Actuellement 16 202 personnes ont pu être vaccinées.

«L’épidémie à Beni est à haut risque [...] et la situation reste inquiétante tant que tous ces facteurs» n’auront pas trouvé des réponses appropriées, a-t-il ajouté.

Deux nouveaux cas sont confirmés à Beni, selon des statistiques actualisées samedi du ministère de la Santé portant à 207 le total des cas signalés dans la région, dont 172 confirmés et 35 probables.

Dans la journée, le ministre de la Santé avait indiqué que depuis la déclaration de l’épidémie le 1er août, «77 cas au total ont été enregistrés dont 69 cas confirmés et 8 cas probables dans la seule ville de Beni».

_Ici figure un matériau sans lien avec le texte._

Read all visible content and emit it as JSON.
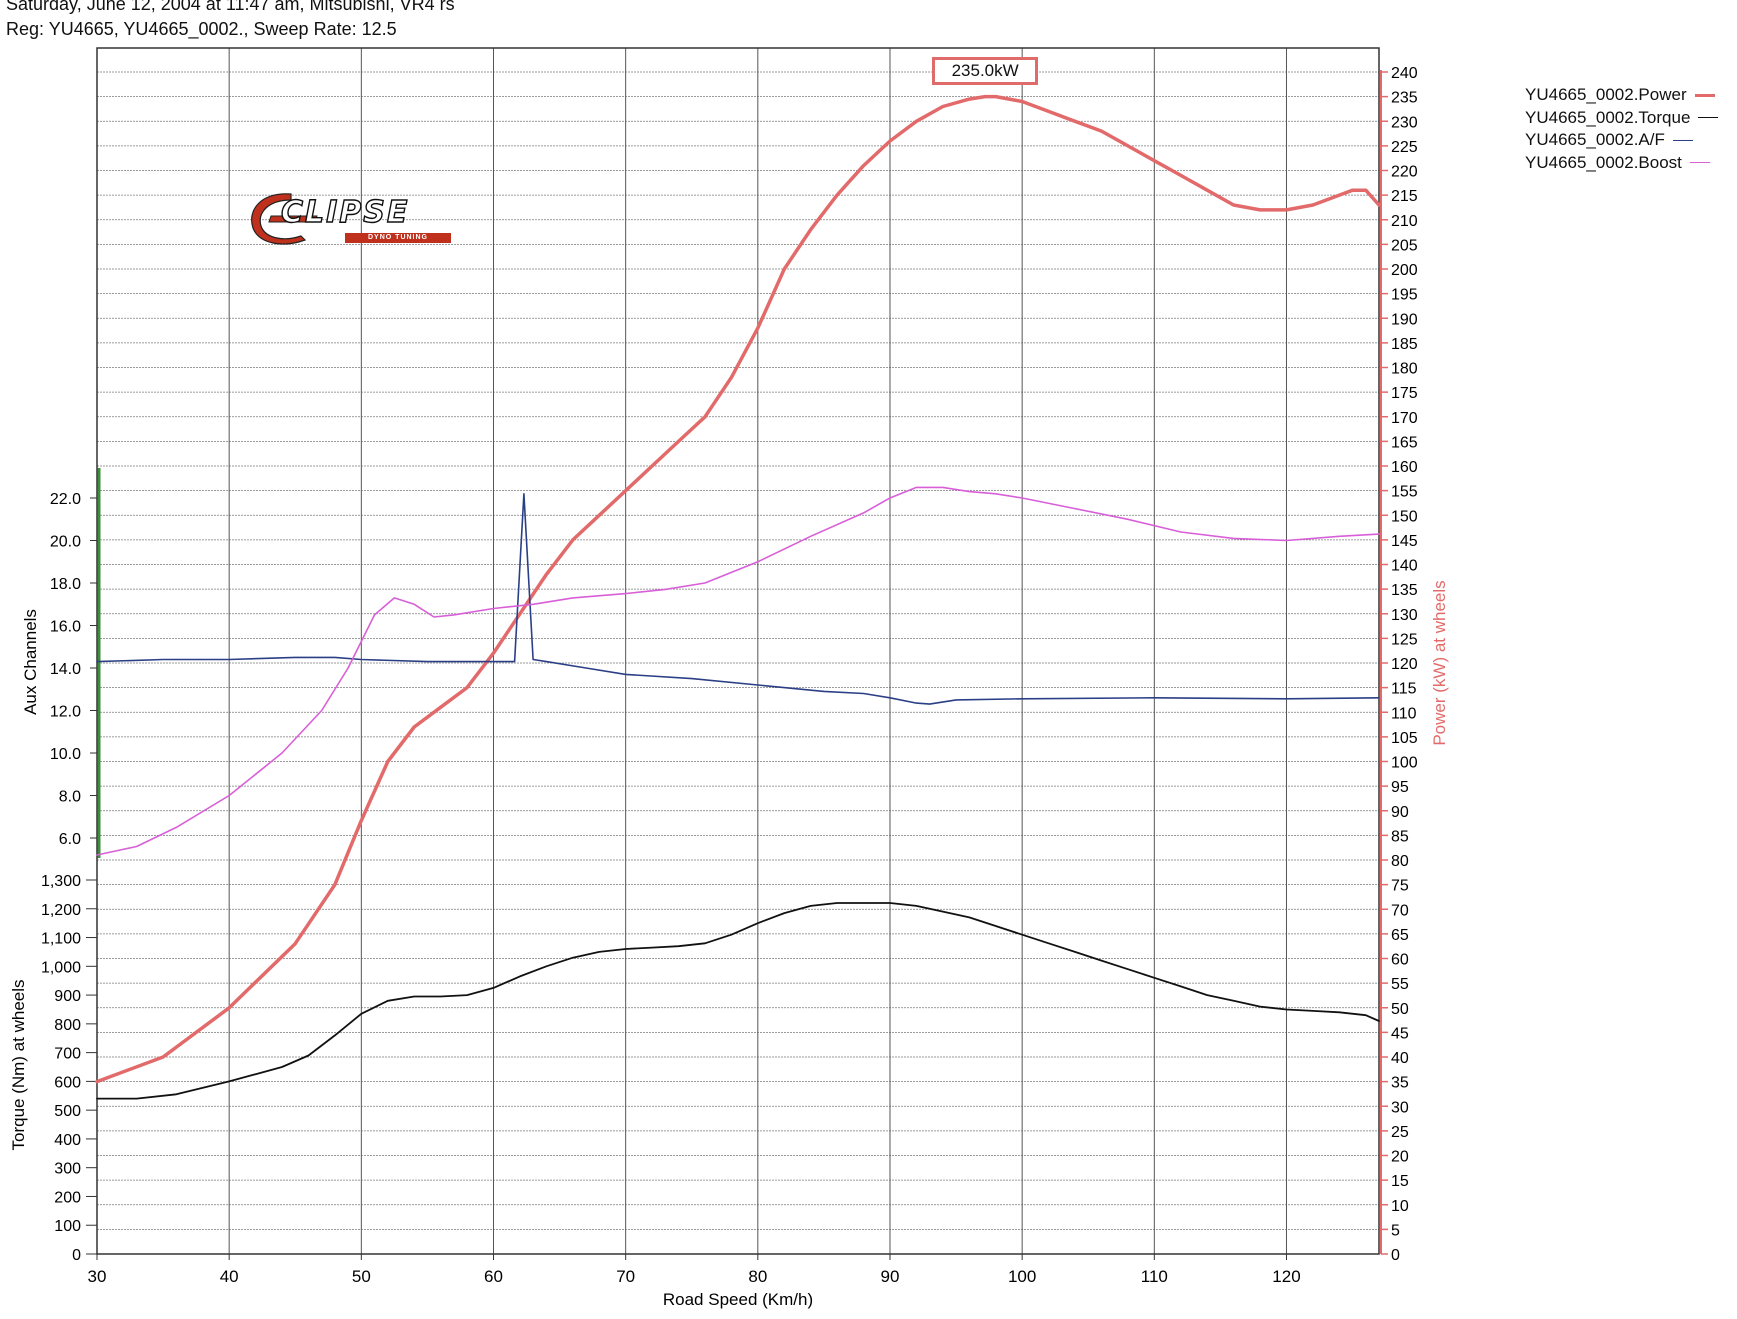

Quinze décès ont été enregistrés parmi les cas confirmés à Beni depuis le début de la semaine, selon un calcul de l’AFP reprenant les bulletins épidémiologiques quotidiens du ministère de la Santé.

Le ministre s’est réjoui que le personnel de santé œuvrant dans une zone occupée par un groupe armé local ait pu être formé pour assurer la riposte auprès des populations.

Les opérations de lutte contre Ebola ont été perturbées à Beni par des «résistances» des habitants de certains quartiers. Elles ont aussi été suspendues quelques jours après une attaque des miliciens des Allied democratic force (ADF) dans un faubourg est de Beni le 22 septembre, qui a fait une vingtaine de morts.